Tales 2
Tales of one with time: Entry No. 2
So, now that we've gotten introductions out of the way, we can get into the real thing, so what shall we speak about today? I say the fluctuations of one thinking of what path to take through life... no, not like what to do day to day, but the bigger one, what do you wish to do for a living, how do you wish to condcut "the rest of your life" as all the teachers, parents, mentors, tutors, friends, friends of parents say, not limited to just those, but you catch my drift.
To go onto this subject I'll relate to you my own personal experience:
About two years ago, I came into the realization that I would become a hobo were I to continue as I was, undecided as to what career to pursue, also along this time I was enfatuated with music and playing the guitar (amongst other instruments, but the guitar was my stronghold); Also along this time came into my school a new friend, Mitch who wanted to start a band, wich we did, so him, my then girlfriend and me went on to start our band, he played bass, she sang, I played guitar.
We started rehersing, there were then... breaks in wich I got Mitch to make me a sandwich, put everything away after he asked me if I wanted another and then asked him to make me another, and another. We played and eventually we got a gig at the local Cafe for Hard Rock (wich to this day is the pennicle of my musical career), so I decided to become a musician, came into the Idea of going to one of the most prestigius schools in the world located in New York, soon realized the price and opted for another one that also has a lot of prestige here in Mexico with a steep but meetable price and started playing like crazy, I grew in abilities for music a great deal and decided I would be a rock star, a household name... then comes reality sticking it's ugly nose into the situation and I realized that really to be a muscian and at least successful it would be really, REALLY hard and opted to change my desicion telling people that really the deterrent was not liking the idea of having to charge for that wich I love to do and now just have it as a hobbie (This is also true, but not really the main reason for my change of heart).
So we move on to my next carrer choice I now wanted to be a doctor and of course being the perfectionist I claim to be I needed the full career plan for the rest of my life, so I started to look at the different types of doctors to choose a specialization; Finally I decided plastic surgeon, why? well, you make your own schedules, really treating with the ill isn't a priority, what you do is mostly out of peoples shallowness so if something goes wrong, they probably deserved it anyways and of course, you make the big bucks. So now you probably think that this is pretty sweet, so what made me change my mind? Hormones probably, adolescents cannot be held accountable for their actions because gonads call the shots there. In this transitionarry phase, Colleges were comming to my school to brainwash us into thinking that theirs is the best and one of the first accomplished it, but we'll go into that in a moment, after the comic relief of the equivalent of homepathic medicine of the life choise.
So what is this comic relief? I started working out, and going camping and to the gym, playing sports and that kind of thing, so for a brief moment, I got confused and just wanted to go on a perpetual camping trip, catch fish, fight bears barenuckled style, cook all my food over an open flame, that kind of crap... It didn't take me long to realize I like electricity.
Now we're going back to that glorious gold covered school that attracted me towards it, I can't recall if it was just the ernest way the student they sent to make the presentation just told us "we're not claiming to be the best, everyone does that, but we are because of this, and that", if it was just I decided to write the application exam, if it was that during sayed exam he offered us to get some chips, or a soda, really I don't know what it was, but I did become mesmerized, decided that this was the school for me, but there was only one problem: They didn't have medicine; what does one do in that case? you go to your second choice witch for me was being a lawyer.

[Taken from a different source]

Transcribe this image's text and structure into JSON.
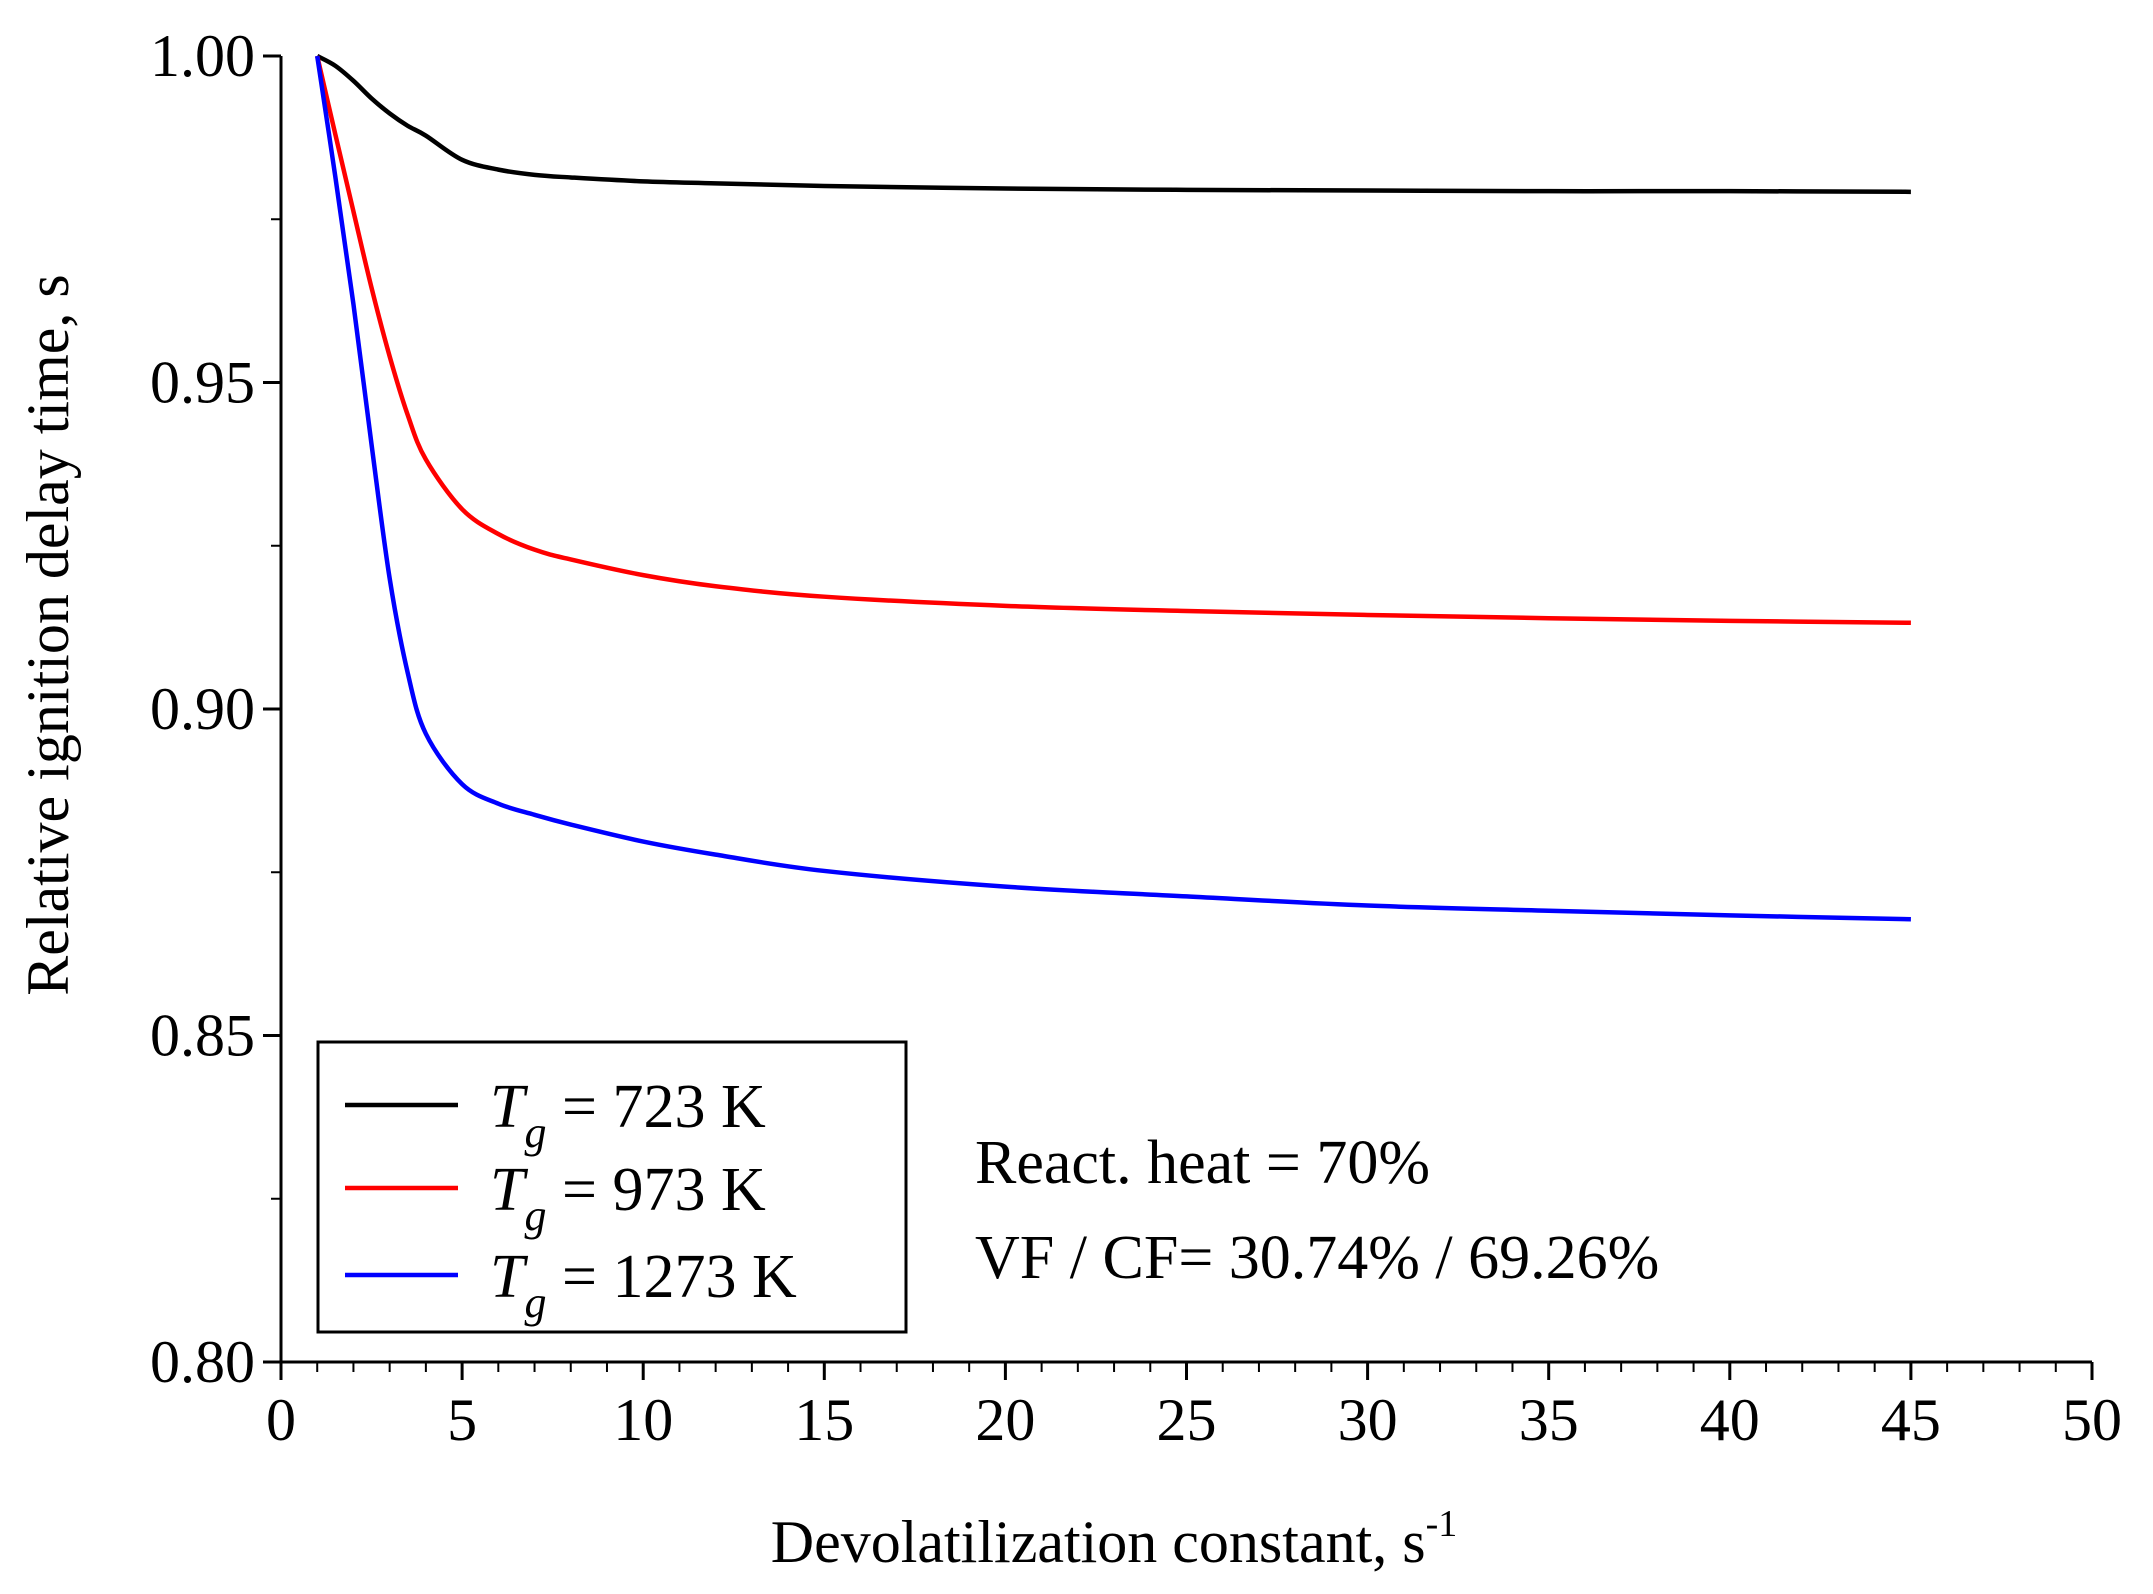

This is all fine and dandy yes, cute story but continuing with the theme of the questions near the begining of paragraphs, where do I stand today? Still sticking with my last choice, in a few months I should move away and go to this school, still I have no idea where I am to live but really who cares, when the time comes I'll worry and if by then it's too late... oh well.
So now, I think this is a good stopping point for this story, so, until next blog, see you.